For the first time, a major American firearms manufacturer faces real consequences in a product liability case.
Remington Arms agreed Tuesday to settle liability claims from the families of five adults and four children killed in the massacre at Sandy Hook Elementary School, according to a new court filing, marking the first time a gun manufacturer has been held accountable for a mass shooting in the U.S.
Remington agreed to pay the families $73 million.
The settlement comes over seven years after the families sued the maker of the Bushmaster XM15-E2S semiautomatic rifle that was used in the 2012 mass shooting in Newtown, Connecticut.
Nicole Hockley, whose son, Dylan, was killed in the shooting, said in a statement, "My beautiful butterfly, Dylan, is gone because Remington prioritized its profit over my son's safety. Marketing weapons of war directly to young people known to have a strong fascination with firearms is reckless and, as too many families know, deadly conduct. Using marketing to convey that a person is more powerful or more masculine by using a particular type or brand of firearm is deeply irresponsible."
"My hope is that by facing and finally being penalized for the impact of their work, gun companies, along with the insurance and banking industries that enable them, will be forced to make their business practices safer than they have ever been," Hockley said.
On Dec. 14, 2012, Adam Lanza, 20, forced his way into Sandy Hook Elementary School, and in the course of 264 seconds, fatally shot 20 first-graders and six staff members.
The rifle Lanza used was Remington’s version of the AR-15 assault rifle, which is substantially similar to the standard issue M16 military service rifle used by the U.S. Army and other nations’ armed forces, but fires only in semiautomatic mode.

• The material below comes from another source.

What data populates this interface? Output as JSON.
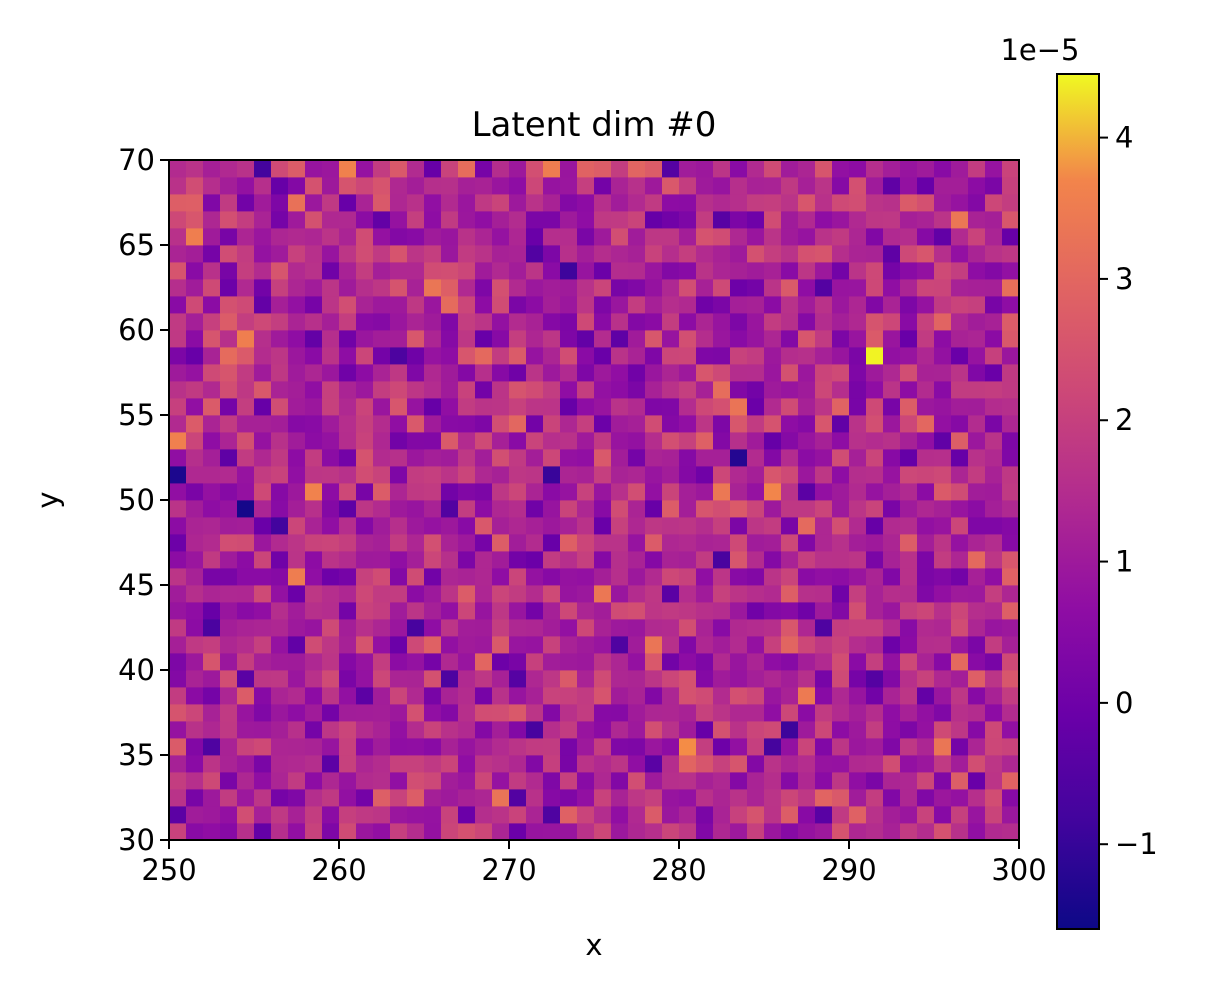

The families argued Remington negligently entrusted to civilian consumers an assault-style rifle that is suitable for use only by military and law enforcement personnel and violated the Connecticut Unfair Trade Practices Act through the sale or wrongful marketing of the rifle.
Remington, which filed for bankruptcy protection in July 2020, had argued all of the plaintiffs’ legal theories were barred under Connecticut law and by a federal statute -- the Protection of Lawful Commerce in Arms Act -- which, with limited exceptions, immunizes firearms manufacturers, distributors and dealers from civil liability for crimes committed by third parties using their weapons.
Francine Wheeler, mother of 6-year-old victim Benjamin Wheeler, said at Tuesday's news conference, "Today is about how and why he died. Today is about what is right and what is wrong. Today is about the last five minutes of his life. Which were tragic, traumatic and the worst thing that can happen to a child."
"Our legal system has given us some justice today but … David [Ben's father] and I will never have true justice," she said. "True justice would be our 15-year-old healthy and standing next to us right now. But Ben will never be 15. He will be 6 forever."
David Wheeler added, "We want to make sure that another father and another mother don't have to stand here someday."
Executives from other firearms manufacturers are almost certainly going to be having lots of meetings and issuing lots of memos in the weeks ahead.
It's a small victory, but the first of hopefully many wins, as there seems to be a never-ending stream of American firearm tragedies to take legal action against.